Currently Turkey is developing an indigenous attack helicopter, which is a derivative of the Mangusta. It will have some key improvements over its predecessor.
The Mi-24 is one of the most widely known assault helicopters. It saw widespread combat action during wars and military conflicts. This ageing gunship is still very capable.
This helicopter has heavily-armored, stepped cockpits ant an undernose gun turret. First versions were fitted with a 23-mm twin-barrel cannon, however later production version with a 30-mm twin-barrel cannon emerged.
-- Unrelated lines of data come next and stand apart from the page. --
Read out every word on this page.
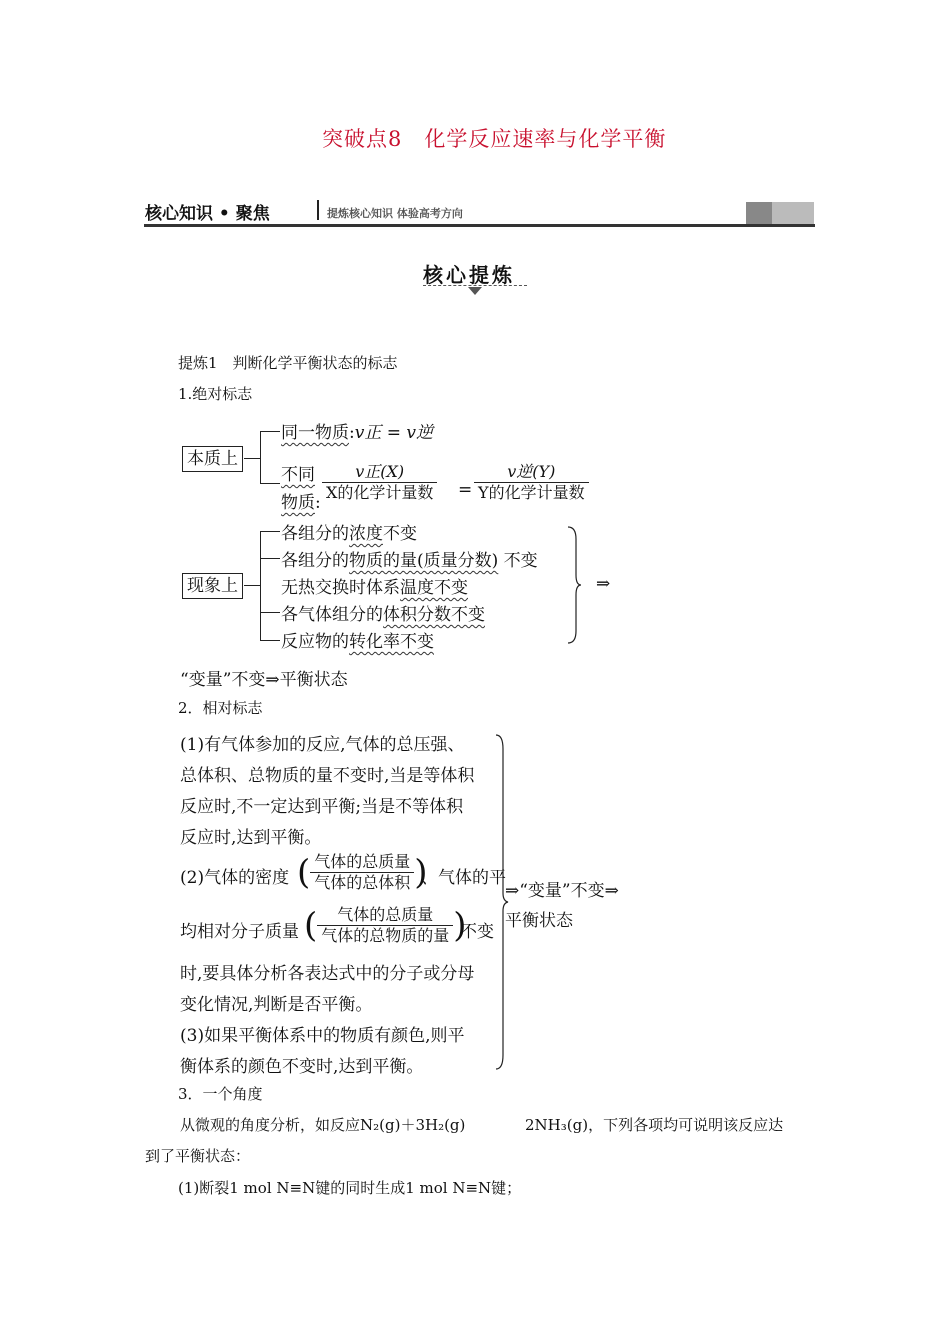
突破点8　化学反应速率与化学平衡
核心知识 • 聚焦	提炼核心知识 体验高考方向
核心提炼
提炼1　判断化学平衡状态的标志
1.绝对标志
本质上
同一物质:v正 = v逆
不同
物质: $\frac{\text{v正(X)}}{\text{X的化学计量数}} = \frac{\text{v逆(Y)}}{\text{Y的化学计量数}}$
现象上
各组分的浓度不变
各组分的物质的量(质量分数) 不变
无热交换时体系温度不变
各气体组分的体积分数不变
反应物的转化率不变
⇒
“变量”不变⇒平衡状态
2．相对标志
(1)有气体参加的反应,气体的总压强、
总体积、总物质的量不变时,当是等体积
反应时,不一定达到平衡;当是不等体积
反应时,达到平衡。
(2)气体的密度 ( $\frac{\text{气体的总质量}}{\text{气体的总体积}}$ )
、气体的平
均相对分子质量 ( $\frac{\text{气体的总质量}}{\text{气体的总物质的量}}$ )
不变
时,要具体分析各表达式中的分子或分母
变化情况,判断是否平衡。
(3)如果平衡体系中的物质有颜色,则平
衡体系的颜色不变时,达到平衡。
⇒“变量”不变⇒
平衡状态
3．一个角度
从微观的角度分析，如反应N₂(g)＋3H₂(g)	2NH₃(g)，下列各项均可说明该反应达
到了平衡状态：
(1)断裂1 mol N≡N键的同时生成1 mol N≡N键；
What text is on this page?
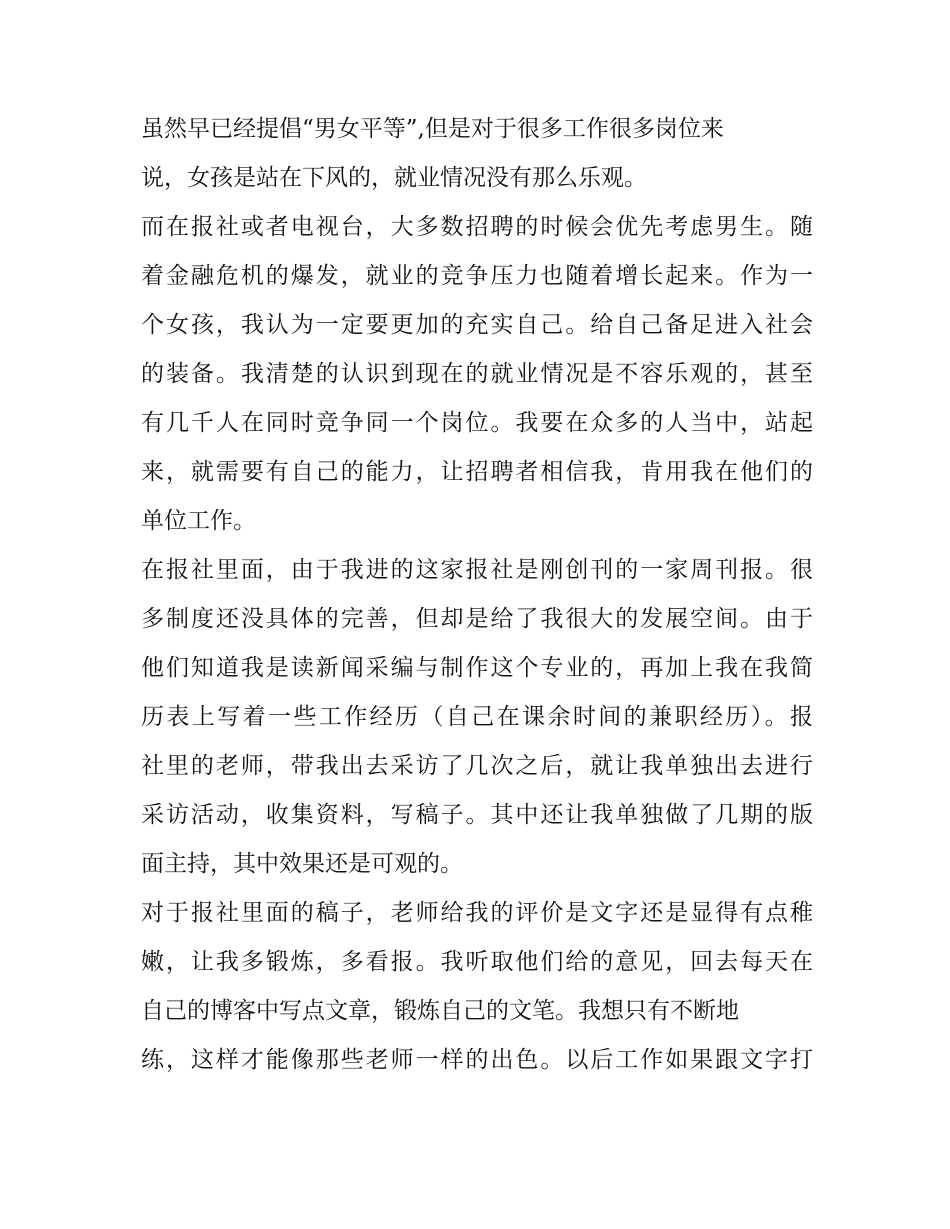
虽然早已经提倡“男女平等”,但是对于很多工作很多岗位来
说，女孩是站在下风的，就业情况没有那么乐观。
而在报社或者电视台，大多数招聘的时候会优先考虑男生。随
着金融危机的爆发，就业的竞争压力也随着增长起来。作为一
个女孩，我认为一定要更加的充实自己。给自己备足进入社会
的装备。我清楚的认识到现在的就业情况是不容乐观的，甚至
有几千人在同时竞争同一个岗位。我要在众多的人当中，站起
来，就需要有自己的能力，让招聘者相信我，肯用我在他们的
单位工作。
在报社里面，由于我进的这家报社是刚创刊的一家周刊报。很
多制度还没具体的完善，但却是给了我很大的发展空间。由于
他们知道我是读新闻采编与制作这个专业的，再加上我在我简
历表上写着一些工作经历（自己在课余时间的兼职经历）。报
社里的老师，带我出去采访了几次之后，就让我单独出去进行
采访活动，收集资料，写稿子。其中还让我单独做了几期的版
面主持，其中效果还是可观的。
对于报社里面的稿子，老师给我的评价是文字还是显得有点稚
嫩，让我多锻炼，多看报。我听取他们给的意见，回去每天在
自己的博客中写点文章，锻炼自己的文笔。我想只有不断地
练，这样才能像那些老师一样的出色。以后工作如果跟文字打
Other weapons include anti-tank missiles and unoperated rockets.
The Mi-24 has a secondary troop transport capability. It can carry a full infantry squad of 8 fully equipped troops, which makes this gunship a flying IFV. Because of the troop carrying capability this helicopter is used in a slightly different manner than other attack helicopters.
This helicopter was produced in large number for the Soviet Army as well as Soviet allies. Over 2 300 helicopters were produced since the 1970s.
Despite its age it is in service with at least 50 countries around the world. It is estimated that 1 500 Hinds remain in service. Production of this helicopter ceased in 1991, however various upgrade and refurbishment programs are still available.